こちらのホンダ勢は3連勝。酷暑の
テキサスではゆっくり走るが勝ち!

  • 天野雅彦●文 text by Masahiko Jack Amano 松本浩明●写真 photo by Hiroaki Matsumoto

 ちなみにパジェノーの後ろ3~9位はホンダ勢。10位のチャーリー・キンボール(カーリン)は1ラップダウンだった。テキサスでの優勝でホンダは今季5勝目。デトロイトの2レースからこれで3連勝となり、シボレーを一歩リードすることとなった。

 実は、ディクソンの独走には理由があった。

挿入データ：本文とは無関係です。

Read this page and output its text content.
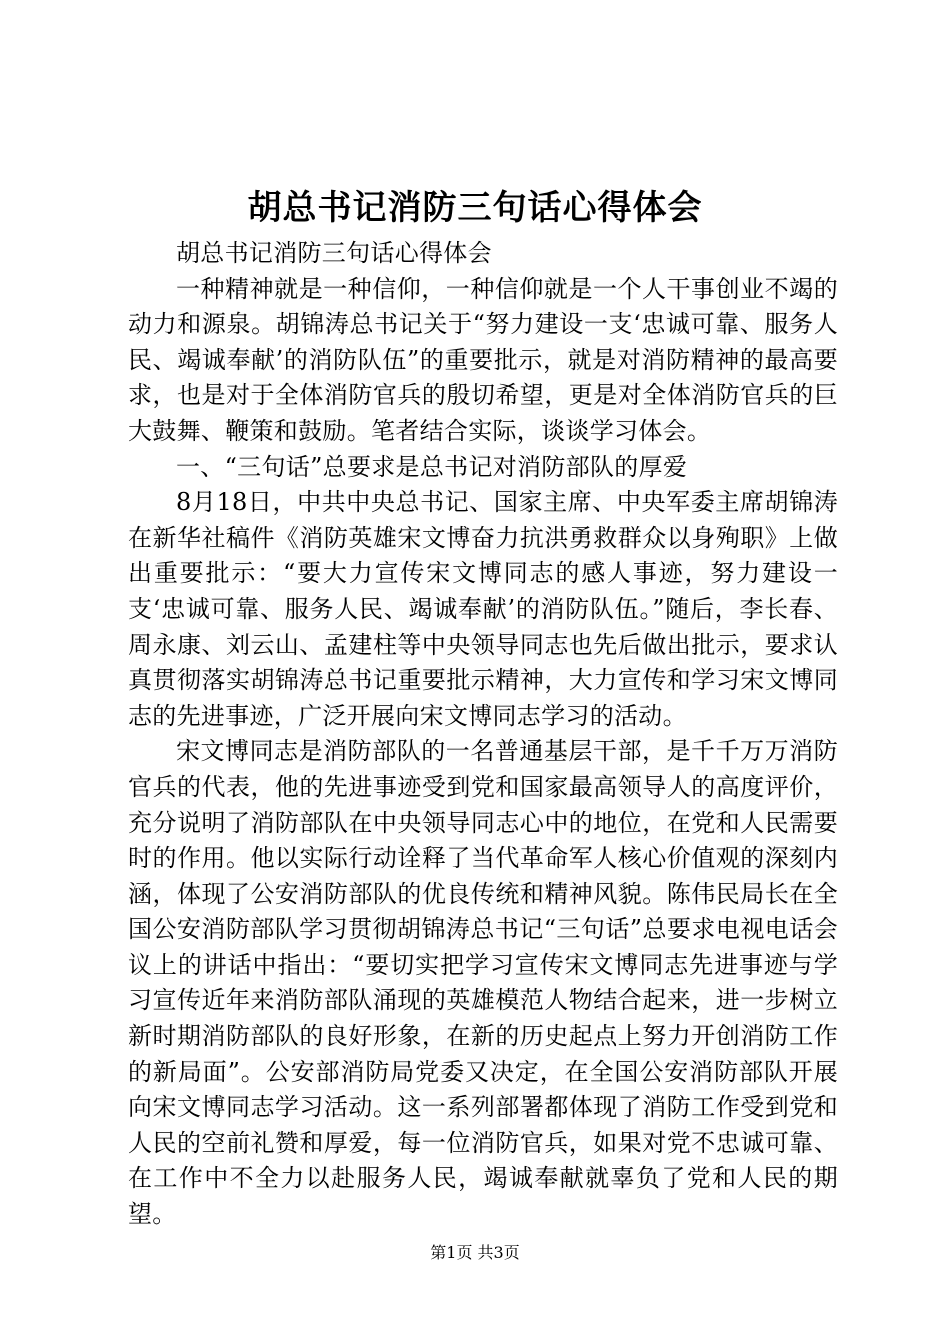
胡总书记消防三句话心得体会

胡总书记消防三句话心得体会

一种精神就是一种信仰，一种信仰就是一个人干事创业不竭的动力和源泉。胡锦涛总书记关于“努力建设一支‘忠诚可靠、服务人民、竭诚奉献’的消防队伍”的重要批示，就是对消防精神的最高要求，也是对于全体消防官兵的殷切希望，更是对全体消防官兵的巨大鼓舞、鞭策和鼓励。笔者结合实际，谈谈学习体会。

一、“三句话”总要求是总书记对消防部队的厚爱

8月18日，中共中央总书记、国家主席、中央军委主席胡锦涛在新华社稿件《消防英雄宋文博奋力抗洪勇救群众以身殉职》上做出重要批示：“要大力宣传宋文博同志的感人事迹，努力建设一支‘忠诚可靠、服务人民、竭诚奉献’的消防队伍。”随后，李长春、周永康、刘云山、孟建柱等中央领导同志也先后做出批示，要求认真贯彻落实胡锦涛总书记重要批示精神，大力宣传和学习宋文博同志的先进事迹，广泛开展向宋文博同志学习的活动。

宋文博同志是消防部队的一名普通基层干部，是千千万万消防官兵的代表，他的先进事迹受到党和国家最高领导人的高度评价，充分说明了消防部队在中央领导同志心中的地位，在党和人民需要时的作用。他以实际行动诠释了当代革命军人核心价值观的深刻内涵，体现了公安消防部队的优良传统和精神风貌。陈伟民局长在全国公安消防部队学习贯彻胡锦涛总书记“三句话”总要求电视电话会议上的讲话中指出：“要切实把学习宣传宋文博同志先进事迹与学习宣传近年来消防部队涌现的英雄模范人物结合起来，进一步树立新时期消防部队的良好形象，在新的历史起点上努力开创消防工作的新局面”。公安部消防局党委又决定，在全国公安消防部队开展向宋文博同志学习活动。这一系列部署都体现了消防工作受到党和人民的空前礼赞和厚爱，每一位消防官兵，如果对党不忠诚可靠、在工作中不全力以赴服务人民，竭诚奉献就辜负了党和人民的期望。

第1页 共3页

チップ・ガナッシ・レーシングだけがタイヤの温度管理対策を持っていたのだ。

 4月のタイヤテストでもブリスターが出ていたため、ファイアストンは運営側にタイヤのスクラビング(一度高速で走ってタイヤに熱を入れることで、トレッド表面の剥離が起こりにくくなる)を義務づけることを提案した。そこで運営側は「最低4セットは平均時速190マイルのラップを1周以上走り、少なくともレースの前半はそのタイヤで戦うこと」というルールを設定した。

 しかし、ガナッシ陣営は1周だけでなく、もっと多くの周回数をこなしたタイヤを複数用意してレースに臨んだ。さらに、ディクソンはタイヤが急激に温まることがないよう注意して走っていた。特にレース前半の路面温度が高い時間帯は、ピットアウト直後の数ラップは全開で走らず、タイヤ温度の急激な上昇を避けた。タイヤの使い方に関しては、彼らはファイアストンのエンジニア以上に深い知識を持っていたのだ。

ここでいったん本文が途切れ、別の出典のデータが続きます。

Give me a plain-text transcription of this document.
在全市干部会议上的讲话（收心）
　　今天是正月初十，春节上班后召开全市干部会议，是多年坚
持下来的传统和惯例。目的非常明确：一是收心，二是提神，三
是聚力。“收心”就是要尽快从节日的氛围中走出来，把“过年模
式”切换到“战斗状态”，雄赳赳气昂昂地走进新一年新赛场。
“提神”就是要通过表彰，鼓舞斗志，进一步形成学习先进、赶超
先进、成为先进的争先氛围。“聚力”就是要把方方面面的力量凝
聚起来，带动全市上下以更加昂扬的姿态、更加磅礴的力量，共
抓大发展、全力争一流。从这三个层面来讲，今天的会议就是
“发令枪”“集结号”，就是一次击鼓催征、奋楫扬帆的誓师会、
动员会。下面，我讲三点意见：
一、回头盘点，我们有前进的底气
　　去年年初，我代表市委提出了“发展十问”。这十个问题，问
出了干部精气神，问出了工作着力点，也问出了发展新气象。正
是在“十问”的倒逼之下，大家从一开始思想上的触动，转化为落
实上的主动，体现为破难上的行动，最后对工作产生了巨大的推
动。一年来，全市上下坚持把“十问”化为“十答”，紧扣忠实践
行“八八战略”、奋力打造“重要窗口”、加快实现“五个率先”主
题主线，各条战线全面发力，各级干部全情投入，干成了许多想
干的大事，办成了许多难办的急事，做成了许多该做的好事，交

 これでディクソンはキャリア通算43勝目。マイケル・アンドレッティと歴代3位タイに並んだ後、1週間で単独3位になった。マリオ・アンドレッティの52勝、AJ・フォイトの67勝を抜くのは難しいかもしれないが、今後も勝利数を伸ばしていくだろう。

 ディクソンは「マイケル・アンドレッティをはじめとするドライバーたちを深く尊敬している。AJ・フォイトやマリオ・アンドレッティ、アンサー・ファミリーと同じリストにディクソンという名前が並んでいることには、まだ馴染めていない。すばらしい環境で戦えていることに感謝している。私はチームと幸運に恵まれている」と、謙虚に語る。